Qualquer ação destinada a atender os usuários de crack deveria envolver, primeiramente, assistência médica e as técnicas motivacionais usadas para convencimento do dependente para busca de tratamento. Especialistas defendem o atendimento ambulatorial, o que, neste caso, exigiria que esse paciente tivesse moradia, ação de assistência social para retomada de vínculos familiares e terapia familiar, além de assistência jurídica, especialmente no caso de menores e das mulheres grávidas.

Os Estados Unidos e diversos países europeus investiram também na redução de danos, na melhoria das condições de vida daqueles que não conseguem ou não querem abandonar o crack. Isto envolve as Drug Consumption Rooms ou narcossalas que, comprovadamente, reduzem o consumo; a distribuição de cachimbos de pirex, chicletes, protetores labiais e camisinhas; locais onde o usuário pode tomar banho, descansar e se alimentar fora das ruas e longe do acesso dos traficantes. A ideia é reduzir a demanda dessa população pelos serviços públicos de saúde e, sempre, a abordagem acolhedora no sentido da busca de tratamento, do convencimento. É também trabalho lento, polêmico, mas que tem se mostrado eficaz em diversos países.

E falta ainda nessa equação a tarefa árdua de combater o estigma que pesa e fere dependentes químicos e dependentes químicos em recuperação, o mais forte e devastador dentre os que atingem pacientes psiquiátricos no Brasil, segundo pesquisa recente da Janssen-Cilag. Dessa gente, a população quer distância, a maior possível.

Um tarimbado repórter policial postou em sua página de relacionamento que essas pessoas não só deveriam ser tratadas à força, como ser identificadas por datiloscopia e “obrigadas a tomar banho e cortar os cabelos” – e, talvez, em seguida, serem embarcadas em vagões de gado para Auschwitz, Dachau e Bergen-Belsen. O precedente da internação compulsória é assustador: hoje são os usuários de crack, amanhã pode ser o paciente de doença terminal que recusa tratamento. A parcela nem tão bem intencionada não teve pejo em postar nos sites de jornais e revistas que a destinação de R$ 4 bilhões para programas de prevenção e tratamento de dependentes anunciada pela presidente Dilma era “desperdício: deixa morrer”.

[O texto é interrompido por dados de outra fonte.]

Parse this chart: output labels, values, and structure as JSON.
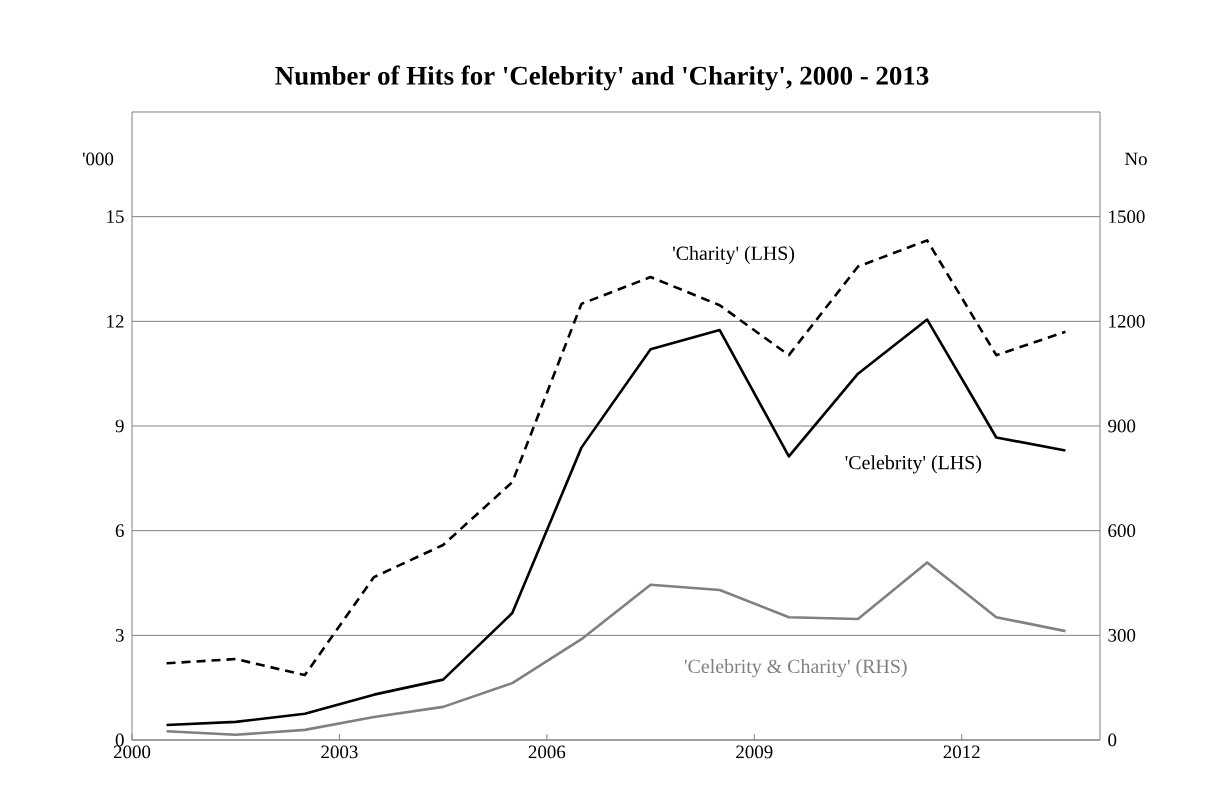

Nesses tempos em que vivemos, boa parte da população nem se importa com o destino daqueles que perambulam pela cracolândia, quer apenas que desapareçam de suas vistas. É gente sem eira nem beira, gente que perdeu a humanidade e se entregou ao vício, são menos que animais, pois até esses têm seus defensores. Cuidado. O crack não é exclusividade dos desvalidos. Ele já chegou à classe média. A única diferença é que quem tem algum dinheiro não fuma pedra no meio da rua, toma banho, corta cabelo, trabalha e pode morar na sua casa. (Envolverde)

* Ruth Helena Bellinghini é jornalista com experiência em diversos veículos de comunicação e especialista em ciência e saúde.